The low percentage of vaccinations in Germany, Austria and Switzerland – where 67.05% of the population was inoculated with at least one dose – compared to other European countries led several media to link this fact with the skepticism towards vaccines characteristic of the anthroposophy, a philosophy founded by Rudolf Steiner that advocates that diseases must be overcome in a natural way, points out AFP.

Wave of protests

The new restrictions sparked intense protests in several countries on the continent.

In the Netherlands, the Police job water cannons and even resorted to the use of firearms to disperse the protesters who marched in Rotterdam last Friday. Protests they continued until Sunday and spread to several cities in the country, such as Enschede, where the congregation used fireworks, set fire to various objects and threw stones at police cars.

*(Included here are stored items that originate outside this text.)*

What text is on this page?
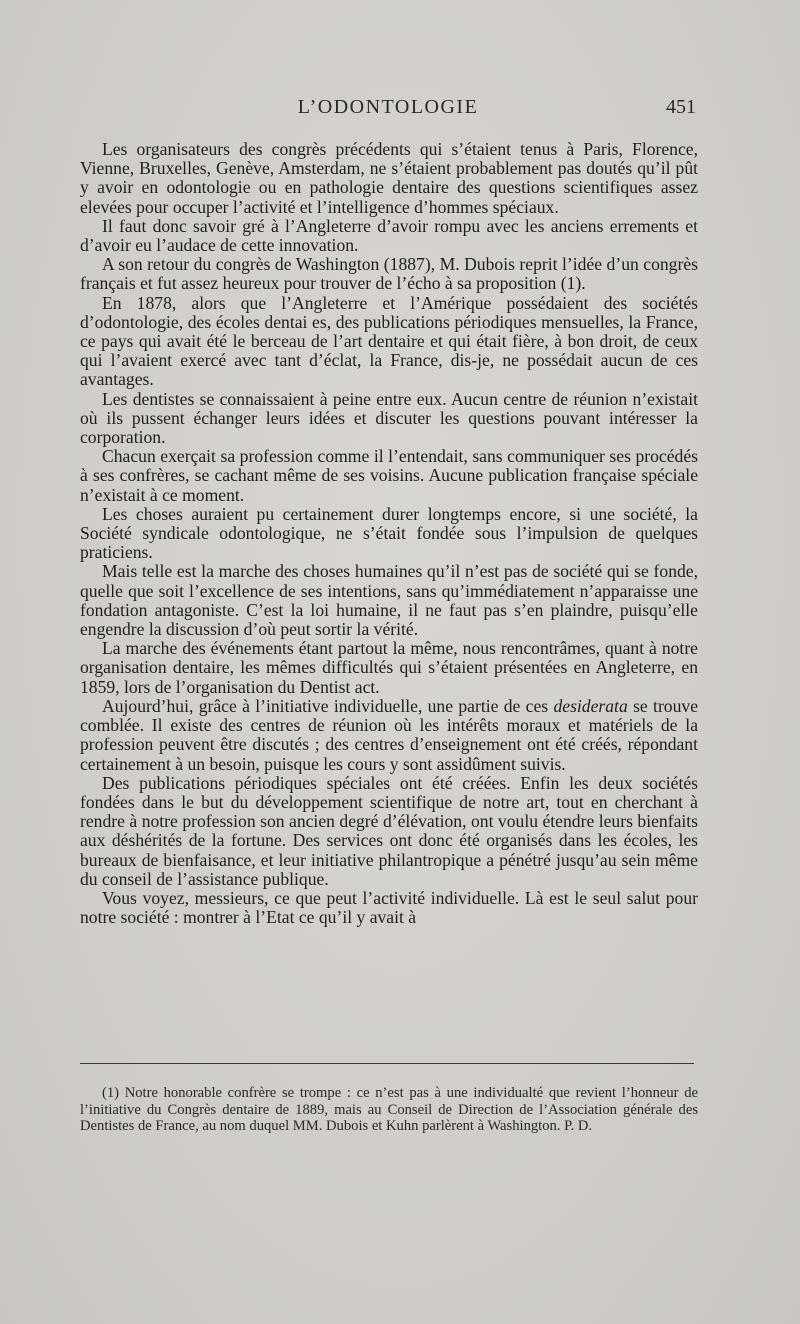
L’ODONTOLOGIE	451

Les organisateurs des congrès précédents qui s’étaient tenus à Paris, Florence, Vienne, Bruxelles, Genève, Amsterdam, ne s’étaient probablement pas doutés qu’il pût y avoir en odontologie ou en pathologie dentaire des questions scientifiques assez elevées pour occuper l’activité et l’intelligence d’hommes spéciaux.

Il faut donc savoir gré à l’Angleterre d’avoir rompu avec les anciens errements et d’avoir eu l’audace de cette innovation.

A son retour du congrès de Washington (1887), M. Dubois reprit l’idée d’un congrès français et fut assez heureux pour trouver de l’écho à sa proposition (1).

En 1878, alors que l’Angleterre et l’Amérique possédaient des sociétés d’odontologie, des écoles dentai es, des publications périodiques mensuelles, la France, ce pays qui avait été le berceau de l’art dentaire et qui était fière, à bon droit, de ceux qui l’avaient exercé avec tant d’éclat, la France, dis-je, ne possédait aucun de ces avantages.

Les dentistes se connaissaient à peine entre eux. Aucun centre de réunion n’existait où ils pussent échanger leurs idées et discuter les questions pouvant intéresser la corporation.

Chacun exerçait sa profession comme il l’entendait, sans communiquer ses procédés à ses confrères, se cachant même de ses voisins. Aucune publication française spéciale n’existait à ce moment.

Les choses auraient pu certainement durer longtemps encore, si une société, la Société syndicale odontologique, ne s’était fondée sous l’impulsion de quelques praticiens.

Mais telle est la marche des choses humaines qu’il n’est pas de société qui se fonde, quelle que soit l’excellence de ses intentions, sans qu’immédiatement n’apparaisse une fondation antagoniste. C’est la loi humaine, il ne faut pas s’en plaindre, puisqu’elle engendre la discussion d’où peut sortir la vérité.

La marche des événements étant partout la même, nous rencontrâmes, quant à notre organisation dentaire, les mêmes difficultés qui s’étaient présentées en Angleterre, en 1859, lors de l’organisation du Dentist act.

Aujourd’hui, grâce à l’initiative individuelle, une partie de ces desiderata se trouve comblée. Il existe des centres de réunion où les intérêts moraux et matériels de la profession peuvent être discutés ; des centres d’enseignement ont été créés, répondant certainement à un besoin, puisque les cours y sont assidûment suivis.

Des publications périodiques spéciales ont été créées. Enfin les deux sociétés fondées dans le but du développement scientifique de notre art, tout en cherchant à rendre à notre profession son ancien degré d’élévation, ont voulu étendre leurs bienfaits aux déshérités de la fortune. Des services ont donc été organisés dans les écoles, les bureaux de bienfaisance, et leur initiative philantropique a pénétré jusqu’au sein même du conseil de l’assistance publique.

Vous voyez, messieurs, ce que peut l’activité individuelle. Là est le seul salut pour notre société : montrer à l’Etat ce qu’il y avait à

(1) Notre honorable confrère se trompe : ce n’est pas à une individualté que revient l’honneur de l’initiative du Congrès dentaire de 1889, mais au Conseil de Direction de l’Association générale des Dentistes de France, au nom duquel MM. Dubois et Kuhn parlèrent à Washington. P. D.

In Austria, about 35,000 people They left to the streets of Vienna to protest the lockdown on Saturday and demand the lifting of the restrictions, according to AP. The concentrates launched bottles, beer cans and fireworks at the 1,300 police officers who were deployed in the city.

The Prime Minister of the Netherlands qualifies the protesters against the anti-coronavirus measures of

The protests were also recorded in Italy, where some 3,000 people marched through the streets of Rome to show their rejection of the health pass.

On Sunday, tens of thousands of people they participated in Brussels in a demonstration rejecting the restrictions imposed by the Belgian authorities. The protest led to clashes with the police, who used water cannons and tear gas.

Meanwhile, France decree the curfew on the island of Guadeloupe after the fourth consecutive day of protests against anticovid measures in this overseas department located in the Caribbean.